A complaint shouldn’t deter anyone from the best, most ambitious work on television.
That said, when “The Wire” returns Sunday at 7 p.m. on HBO, it will take a few weeks to re-establish the momentum of previous sublime seasons.
Few television efforts in history have come close to capturing the poignant realism David Simon has nailed in “The Wire.” Critics used to compliment good television by saying it was cinematic, but in the case of “The Wire,” it’s really more like a good read.
Using Baltimore as his muse, Simon’s novel-like series offers a universe of indelible characters from across a society, living tragic, comic, occasionally noble and often ruthless lives. At the same time, the series subtly delivers a grim underlying commentary on the rotting inner city. The desperation and violence of daily life, the best intentions and worst failings at every level, and the layers of deceit at work in the political, law enforcement, labor and education systems are all on view.

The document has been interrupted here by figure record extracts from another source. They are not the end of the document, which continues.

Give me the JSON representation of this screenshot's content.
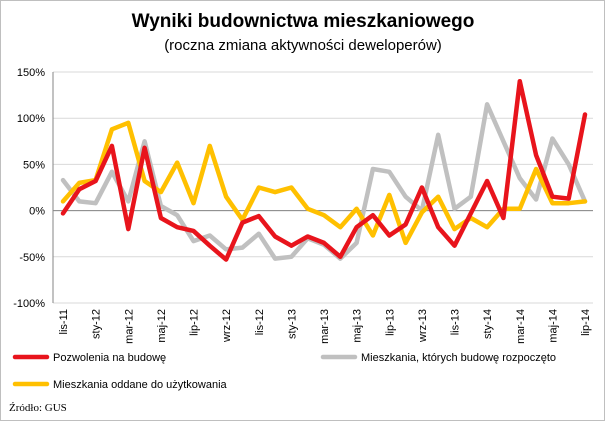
{
  "chart_data": {
    "type": "line",
    "title": "Wyniki budownictwa mieszkaniowego",
    "subtitle": "(roczna zmiana aktywności deweloperów)",
    "xlabel": "",
    "ylabel": "",
    "ylim": [
      -100,
      150
    ],
    "yticks": [
      -100,
      -50,
      0,
      50,
      100,
      150
    ],
    "ytick_labels": [
      "-100%",
      "-50%",
      "0%",
      "50%",
      "100%",
      "150%"
    ],
    "x": [
      "lis-11",
      "gru-11",
      "sty-12",
      "lut-12",
      "mar-12",
      "kwi-12",
      "maj-12",
      "cze-12",
      "lip-12",
      "sie-12",
      "wrz-12",
      "paź-12",
      "lis-12",
      "gru-12",
      "sty-13",
      "lut-13",
      "mar-13",
      "kwi-13",
      "maj-13",
      "cze-13",
      "lip-13",
      "sie-13",
      "wrz-13",
      "paź-13",
      "lis-13",
      "gru-13",
      "sty-14",
      "lut-14",
      "mar-14",
      "kwi-14",
      "maj-14",
      "cze-14",
      "lip-14"
    ],
    "xtick_labels": [
      "lis-11",
      "sty-12",
      "mar-12",
      "maj-12",
      "lip-12",
      "wrz-12",
      "lis-12",
      "sty-13",
      "mar-13",
      "maj-13",
      "lip-13",
      "wrz-13",
      "lis-13",
      "sty-14",
      "mar-14",
      "maj-14",
      "lip-14"
    ],
    "grid": true,
    "legend_position": "bottom",
    "series": [
      {
        "name": "Pozwolenia na budowę",
        "color": "#e8141c",
        "values": [
          -3,
          23,
          32,
          70,
          -20,
          68,
          -8,
          -18,
          -22,
          -38,
          -53,
          -13,
          -6,
          -28,
          -38,
          -28,
          -35,
          -50,
          -18,
          -5,
          -27,
          -15,
          25,
          -18,
          -38,
          -3,
          32,
          -8,
          140,
          60,
          15,
          13,
          104
        ]
      },
      {
        "name": "Mieszkania, których budowę rozpoczęto",
        "color": "#c0c0c0",
        "values": [
          33,
          10,
          8,
          42,
          10,
          75,
          5,
          -5,
          -33,
          -27,
          -42,
          -40,
          -25,
          -52,
          -50,
          -30,
          -37,
          -52,
          -35,
          45,
          42,
          15,
          0,
          82,
          2,
          15,
          115,
          75,
          35,
          12,
          78,
          50,
          10
        ]
      },
      {
        "name": "Mieszkania oddane do użytkowania",
        "color": "#ffc000",
        "values": [
          10,
          30,
          33,
          88,
          95,
          32,
          20,
          52,
          8,
          70,
          15,
          -10,
          25,
          20,
          25,
          2,
          -5,
          -18,
          2,
          -27,
          17,
          -35,
          -2,
          15,
          -20,
          -8,
          -18,
          2,
          2,
          45,
          8,
          8,
          10
        ]
      }
    ],
    "source": "Źródło: GUS"
  }
}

So when we say that the opening hour of the fifth and final season feels less than stellar, toned down and slowed down to appease those just tuning in, we mean the subtlety is missing.
The gripe isn’t insurmountable. It’s just that “The Wire” has never felt like television, and the opening hour of the final season feels an awful lot like something “CSI” would do.
Simon connects the dots for viewers in ways he never felt necessary before. The opener takes the viewer by the hand and tells us things, alerting us to signposts along the way, cueing our reactions. Some lines jump out as summary statements (“We’re all complicit,” or, “The game is rigged” or, “You can go a long way in this country killin’ black folks”), as if to underscore themes we previously absorbed on our own.
In the seven hours HBO provided to critics, the focus is the failure of the media, particularly newspapers, to do more than serve as lame bystanders to the crumbling city and all of its madness. Because of bottom-line priorities, nervous owners, short staffing and ego-driven reporters more interested in seeing their bylines than in gathering facts, the newspaper is shown to be as derelict as the cops, the dock workers, city hall or the school board.
The concerns are universal, of course, but in “The Wire,” the newspaper is the Baltimore Sun, where creator Simon worked for years. (He took two leaves, first in 1988 to write the book “Homicide: A Year on the Killing Streets,” which became the basis for the acclaimed NBC series “Homicide: Life on the Streets,” and second in 1993 to write “The Corner: A Year in the Life of an Inner-City Neighborhood,” which became the eye-opening, Emmy-winning HBO miniseries “The Corner.”) A number of Sun staffers, past and present, have cameos, and others work as writers on Simon’s crew.
Simon left the business before the demands of blogging and Web posting became part of journalists’ job descriptions. Even without those updates, the newsroom banter about layoffs and buyouts is uncomfortably realistic. But for those outside the business, those scenes may fail to move the story along as artfully as seasons set in the classroom, in the projects, among political campaign staffers or the cops on a wiretapping case.
Dominic West returns prominently as Jimmy McNulty, a cop so disillusioned with the system that he’s on a self-destructive tear in the process of trying to outsmart the rules.
Fellow cops Lester (Clarke Peters), Bunk (Wendell Pierce) and Kima (Sonja Sohn) are back and world-weary. On the street, Bubbles (Andre Royo) carries on in perhaps the series’ most achingly sad portrayal. Councilman Tommy Carcetti (Aiden Gillen) is forced to cut city services to the bone. Gangsters Marlo Stanfield (Jamie Hector), Omar Little (Michael Kenneth Williams), Proposition Joe (Robert F. Chew) and the rest of the anti-heroes return in full force.
The best casting addition is Clark Johnson (Detective Meldrick Lewis on “Homicide”) as the ethical Sun editor who observes the journalistic lapses all around him.
Burnout is everywhere. Everyone is trying to do “more with less,” as the impossible newspaper aphorism of the moment has it. And the end begins.